What to Make of Romney’s China Talk?

While most assume that Mitt Romney’s “chest thumping rhetoric” will give way to reason if he wins the presidency this fall, Michael Swaine and Raymond Liu of the Carnegie Endowment for International Peace warn that his position on China implies assumptions about the future of U.S.-China relations that could lead the two sides closer confrontation. From The Diplomat

Without a critical appraisal of U.S. interests and capabilities, Romney could do both too much and too little to manage the frictions generated by an increasingly assertive China in Asia. Too much in that an overly aggressive and militarized response against China could set the two great powers on a collision course, and too little in that poorly-conceived interventions in other regions could force the United States to divert its attention and resources away from Asia, sending disturbing messages to China and U.S. allies alike.

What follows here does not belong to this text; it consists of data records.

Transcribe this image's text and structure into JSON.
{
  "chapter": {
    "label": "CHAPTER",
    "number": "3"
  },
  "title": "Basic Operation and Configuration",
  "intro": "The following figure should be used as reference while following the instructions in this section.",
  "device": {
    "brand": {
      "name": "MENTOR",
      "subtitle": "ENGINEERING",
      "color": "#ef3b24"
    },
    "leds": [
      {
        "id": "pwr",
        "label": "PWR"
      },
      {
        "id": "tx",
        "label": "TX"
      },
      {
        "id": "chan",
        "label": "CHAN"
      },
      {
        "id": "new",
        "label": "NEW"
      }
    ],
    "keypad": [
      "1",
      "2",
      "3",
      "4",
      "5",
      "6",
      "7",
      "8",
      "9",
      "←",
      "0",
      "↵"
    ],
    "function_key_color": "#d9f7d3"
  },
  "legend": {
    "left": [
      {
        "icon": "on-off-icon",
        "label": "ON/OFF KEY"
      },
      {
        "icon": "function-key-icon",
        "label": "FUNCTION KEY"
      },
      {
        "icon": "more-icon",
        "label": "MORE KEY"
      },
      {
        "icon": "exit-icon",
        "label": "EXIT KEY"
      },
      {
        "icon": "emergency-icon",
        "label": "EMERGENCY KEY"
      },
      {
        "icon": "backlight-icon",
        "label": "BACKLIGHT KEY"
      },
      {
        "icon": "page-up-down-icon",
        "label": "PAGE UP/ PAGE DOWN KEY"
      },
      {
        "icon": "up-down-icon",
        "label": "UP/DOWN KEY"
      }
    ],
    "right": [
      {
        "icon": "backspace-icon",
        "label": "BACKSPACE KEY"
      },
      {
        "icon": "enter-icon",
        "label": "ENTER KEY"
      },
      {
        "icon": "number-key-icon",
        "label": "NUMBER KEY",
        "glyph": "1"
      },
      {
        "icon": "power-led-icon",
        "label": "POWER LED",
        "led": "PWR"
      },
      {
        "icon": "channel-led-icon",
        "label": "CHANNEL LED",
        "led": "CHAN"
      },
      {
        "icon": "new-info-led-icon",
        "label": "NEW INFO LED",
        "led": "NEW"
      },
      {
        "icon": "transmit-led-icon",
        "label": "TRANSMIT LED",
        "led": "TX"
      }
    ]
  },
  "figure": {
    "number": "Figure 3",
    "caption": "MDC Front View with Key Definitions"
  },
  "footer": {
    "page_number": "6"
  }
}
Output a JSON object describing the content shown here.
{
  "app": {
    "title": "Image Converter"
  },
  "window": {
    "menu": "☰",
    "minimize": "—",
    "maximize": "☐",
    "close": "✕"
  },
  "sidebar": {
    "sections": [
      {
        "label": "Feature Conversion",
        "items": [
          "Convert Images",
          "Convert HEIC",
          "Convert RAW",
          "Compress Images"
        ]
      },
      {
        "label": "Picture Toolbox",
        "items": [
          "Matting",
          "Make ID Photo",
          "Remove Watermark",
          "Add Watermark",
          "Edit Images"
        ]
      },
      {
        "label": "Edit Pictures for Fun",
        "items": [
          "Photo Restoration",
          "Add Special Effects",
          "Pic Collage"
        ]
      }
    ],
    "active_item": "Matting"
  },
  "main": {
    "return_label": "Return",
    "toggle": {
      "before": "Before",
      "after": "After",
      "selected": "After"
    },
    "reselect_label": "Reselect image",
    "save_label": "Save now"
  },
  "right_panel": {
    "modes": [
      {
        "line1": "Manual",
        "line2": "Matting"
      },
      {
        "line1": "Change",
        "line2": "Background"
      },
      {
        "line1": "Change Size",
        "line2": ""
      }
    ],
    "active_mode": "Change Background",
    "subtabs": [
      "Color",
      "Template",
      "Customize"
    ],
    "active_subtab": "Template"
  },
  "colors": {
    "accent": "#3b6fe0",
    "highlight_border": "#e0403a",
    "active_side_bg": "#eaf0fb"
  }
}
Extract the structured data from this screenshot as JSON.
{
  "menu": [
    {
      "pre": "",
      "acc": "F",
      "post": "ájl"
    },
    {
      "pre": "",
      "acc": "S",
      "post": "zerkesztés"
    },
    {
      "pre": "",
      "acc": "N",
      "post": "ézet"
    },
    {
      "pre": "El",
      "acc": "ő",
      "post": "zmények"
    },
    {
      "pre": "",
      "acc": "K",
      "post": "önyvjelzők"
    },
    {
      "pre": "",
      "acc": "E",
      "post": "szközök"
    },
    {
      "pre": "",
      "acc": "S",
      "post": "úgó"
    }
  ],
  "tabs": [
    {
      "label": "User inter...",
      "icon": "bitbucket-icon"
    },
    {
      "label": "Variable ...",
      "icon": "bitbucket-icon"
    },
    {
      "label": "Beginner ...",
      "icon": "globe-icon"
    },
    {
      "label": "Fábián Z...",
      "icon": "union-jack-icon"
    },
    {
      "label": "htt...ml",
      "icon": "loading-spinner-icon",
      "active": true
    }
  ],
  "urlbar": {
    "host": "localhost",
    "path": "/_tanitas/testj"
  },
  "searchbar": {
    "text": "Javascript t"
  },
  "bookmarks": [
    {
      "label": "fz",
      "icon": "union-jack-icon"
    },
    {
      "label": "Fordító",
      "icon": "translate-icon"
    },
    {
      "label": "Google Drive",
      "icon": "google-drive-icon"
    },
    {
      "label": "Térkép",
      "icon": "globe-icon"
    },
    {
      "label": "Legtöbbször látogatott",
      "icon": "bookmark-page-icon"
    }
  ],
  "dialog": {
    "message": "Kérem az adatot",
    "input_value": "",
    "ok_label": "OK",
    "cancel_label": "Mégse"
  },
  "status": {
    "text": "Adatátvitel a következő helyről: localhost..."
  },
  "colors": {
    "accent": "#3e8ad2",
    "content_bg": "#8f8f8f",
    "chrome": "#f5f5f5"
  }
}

If elected, Romney would have to resist ideologically pleasing solutions that risk military overreach in competing with China, or conversely, political and diplomatic neglect of Asia. Both extremes could trigger the worst impulses in Beijing’s behavior toward its neighbors. Ideally, he would find a more optimal mix of policy instruments to shape a rising China’s calculation of its interests. But the United States will also have to re-examine how it defines its strategic interests in Asia, and the costs it is willing and able to bear in defense of those interests. The longer the next administration delays in making this assessment, the more painful the inevitable reckoning will be.

For Politico, Nina Hachigan and Jacob Stokes call Romney’s China trade talk problematic:

Romney says he will label China on “day one,” but what is his plan for day two? Declaring China a manipulator is a symbolically hostile gesture, coming as it would before he will have ever spoken to any Chinese leader officially. Yet, all this designation requires is further talks with Beijing — made all the more difficult by the declaration itself.

Oscillating between two extremes – bad-mouthing trade enforcement measures as union-coddling, then threatening immediate sanctions– to score political points is no way to shape national policy toward the fastest-growing, most-populated country on the planet.

We need a successful strategy that gets China to play by the rules so that both countries can benefit from free and fair trade. Romney should be explaining how he will strengthen the robust efforts started under the Obama administration. Not first opposing them and then pretending they didn’t happen.

A recent report in the New York Times looks at Romney’s China ties through Bain Capital, a private equity firm that he founded which is investing in Chinese surveillance equipment.